More than 8,000 players have entered the “Monster Stack”, which debuted at the WSOP this year. Due to the number of players that have registered to play in the Monster Stack event, a second starting day was added on the fly in order to be able to accommodate for more players.

It was expected that there could be 3 or 4,000 players playing in the event but the amount of interest it has generated has been unbelievable, and puts to rest any suggestion that poker is “dying”.

The huge amount of interest for this event has seen the Rio cancel their regulated cash games in the Pavilion Room as well as the Rio Poker Room in the main area of the casino.

In total, the $1,500 buy-in “Monster Stack” no-limit hold’em event drew exactly 7,862 entrants, which is the second-largest live tournament field of any WSOP event when you look at unique entries (not considering re-buys or re-entries). The only other event at the WSOP that has surpassed this number was the 2006 $10k buy-in main event, which attracted more than 8,700 players. This is a record that still stands to this day.
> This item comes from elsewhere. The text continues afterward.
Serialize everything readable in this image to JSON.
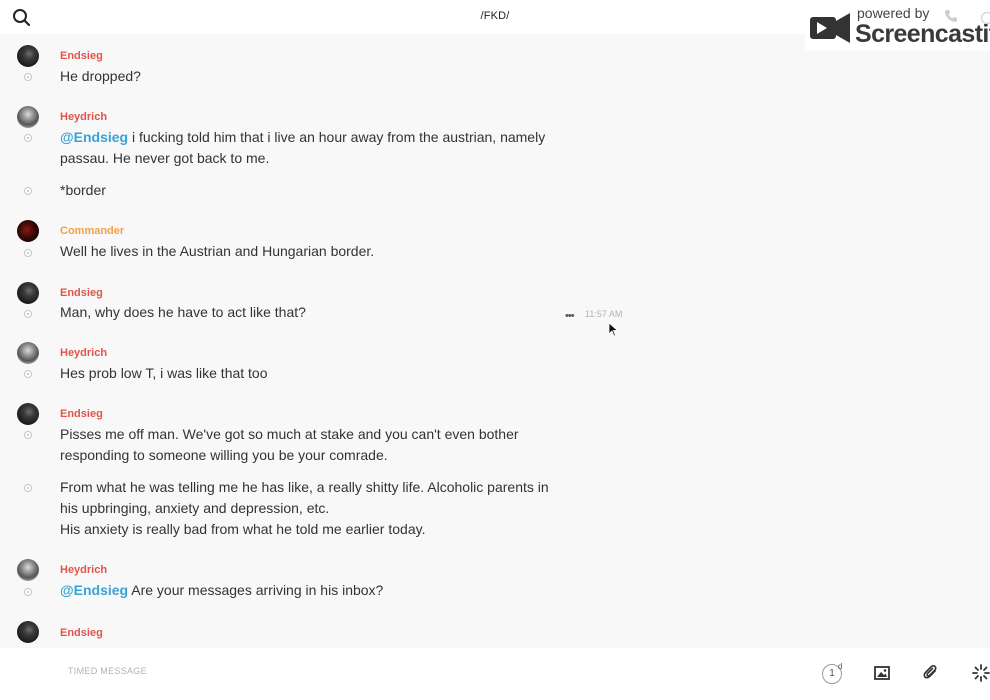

At the start of this summer, the WSOP hosted another $1,500 buy-in event called the “Millionaire Maker,” with seven-figures guaranteed to the winner. This tournament had 7,977 entrants in total, but this takes into account all of the re-entries. Players that busted on Day 1 were allowed to buy back in on Day 2.

As you can imagine, a lot of WSOP veterans that have been grinding WSOP events this summer are taking part in the Monster Stack event, and despite the huge number of first timers playing in the event, which is understable considering the enormous size of the prize pool, there was also a fair share of familiar names seen at the tables, including Faraz Jaka, Joseph Cheong, Max Silver, Mario Ho, Ole Schemion, Sofia Lovgren, 2013 WSOP main event champion Ryan Riess, and Vanessa Rousse. As a result, there has been a lot of buzz on twitter and other social media from established pros playing in the Monster Stack.
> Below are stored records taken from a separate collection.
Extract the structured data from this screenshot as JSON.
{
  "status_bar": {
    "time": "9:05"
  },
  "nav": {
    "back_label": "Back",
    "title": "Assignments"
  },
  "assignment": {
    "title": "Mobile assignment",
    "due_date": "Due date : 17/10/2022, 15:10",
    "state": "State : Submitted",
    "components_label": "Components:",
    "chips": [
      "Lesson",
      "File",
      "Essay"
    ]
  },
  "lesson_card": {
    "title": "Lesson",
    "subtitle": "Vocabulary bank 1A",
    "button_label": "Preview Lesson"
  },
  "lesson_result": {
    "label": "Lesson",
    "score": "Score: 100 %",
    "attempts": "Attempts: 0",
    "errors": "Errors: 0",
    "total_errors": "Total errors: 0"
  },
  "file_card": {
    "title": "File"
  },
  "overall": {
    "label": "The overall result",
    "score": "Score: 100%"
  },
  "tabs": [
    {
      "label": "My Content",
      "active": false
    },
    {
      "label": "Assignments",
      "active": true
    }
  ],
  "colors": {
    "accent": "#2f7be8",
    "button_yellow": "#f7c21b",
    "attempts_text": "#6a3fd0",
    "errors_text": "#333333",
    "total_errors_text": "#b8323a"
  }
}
Due to the number of entrants and the deep stack structure of this debut WSOP tournament, many players are liking it to the main event, and would no doubt be playing it as a warm up to the big one. All players started with 15,000 in chips, with the blinds at 25-25 and no ante for the first blind level. It does not play exactly the same as the main event at the WSOP, though, because the blind levels come around twice as quickly. That said, it still allows for plenty of poker to be played, which along with the huge prize pool of $10.6 million, is probably a big reason for the tournament attracting so much interest.

The first flight accommodated for 4,020 players, and so 3,842 players came to compete on the second flight day. From the 7,864 players to have started the event, that number has dwindled down to the 576 players, so there is still a lot of play to be had in Event #51: $1,500 No-Limit Hold’em Monster Stack.

With 792 players guaranteed a payday, they are already in the money, so the eliminations should start to increase, but you can bet that all of the remaining players will have their eyes set on the first place prize money. The winner takes home an incredible $1,327,083.